Sea Breeze: Because of this, we are under a sentence of death. We are not God's children. He has absolutly zero obligation to any of us for anything good at all. Your next breath is a kindness from the Lord.
This is the part that worries me. Even if I was loyal and obedient and dedicated to god and his will, I am still in this position. It is, as you note, only due to god's willingness to overlook this that I have any hope of an eternal future. But not a happy one, because even at that point, I am still in that position of deserving nothing from god but death. God's position is absolute. Nothing he or I do can change that.
And we know, from his actions in the book that he inspired, that he is given to abrupt action taken in anger, or 'justice' delivered in a thoroughly brutal fashion. I cannot expect that this would change, as he has lived an eternity and this is who he is. I don't want to spend an eternity wondering when the other shoe will drop, when I live within reach of such a dangerous person.
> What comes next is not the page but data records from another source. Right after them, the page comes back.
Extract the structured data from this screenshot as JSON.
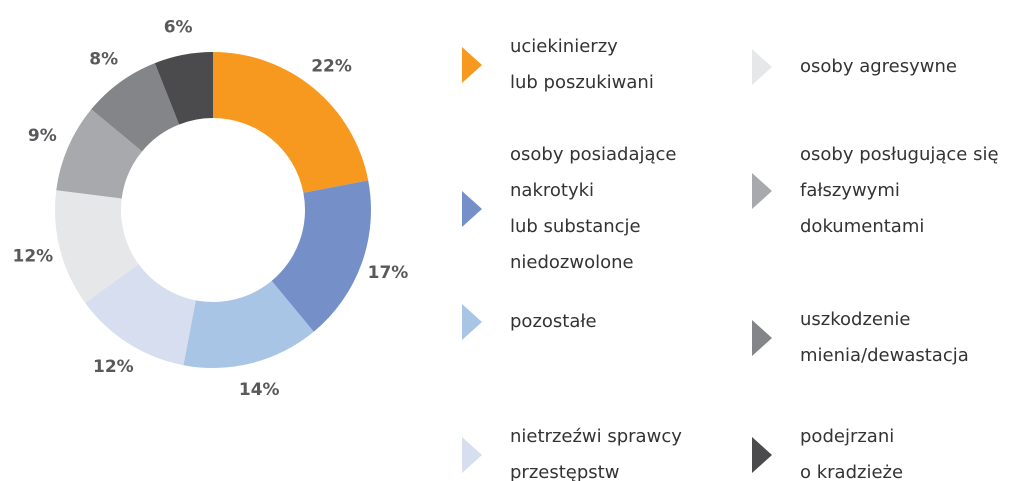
{
  "chart_data": {
    "type": "donut",
    "categories": [
      "uciekinierzy\nlub poszukiwani",
      "osoby posiadające\nnakrotyki\nlub substancje\nniedozwolone",
      "pozostałe",
      "nietrzeźwi sprawcy\nprzestępstw",
      "osoby agresywne",
      "osoby posługujące się\nfałszywymi\ndokumentami",
      "uszkodzenie\nmienia/dewastacja",
      "podejrzani\no kradzieże"
    ],
    "values": [
      22,
      17,
      14,
      12,
      12,
      9,
      8,
      6
    ],
    "value_labels": [
      "22%",
      "17%",
      "14%",
      "12%",
      "12%",
      "9%",
      "8%",
      "6%"
    ],
    "colors": [
      "#f7991f",
      "#7590c9",
      "#a9c5e5",
      "#d6deef",
      "#e6e7e8",
      "#a7a9ac",
      "#838588",
      "#4b4b4d"
    ]
  }
}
Sea Breeze: Atheists just can't come up with a plausible explanation of how they got it.
I mentioned this in another discussion. If we can reason out why actions are moral or immoral, no god is necessary. For example, if you were asked to explain why murder is wrong, would your only explanation be "because god says it is"? You wouldn't have any other way to explain why murder is wrong? Or theft? Or deception? Do you view these actions as neutral in the absence of god's moral pronouncement?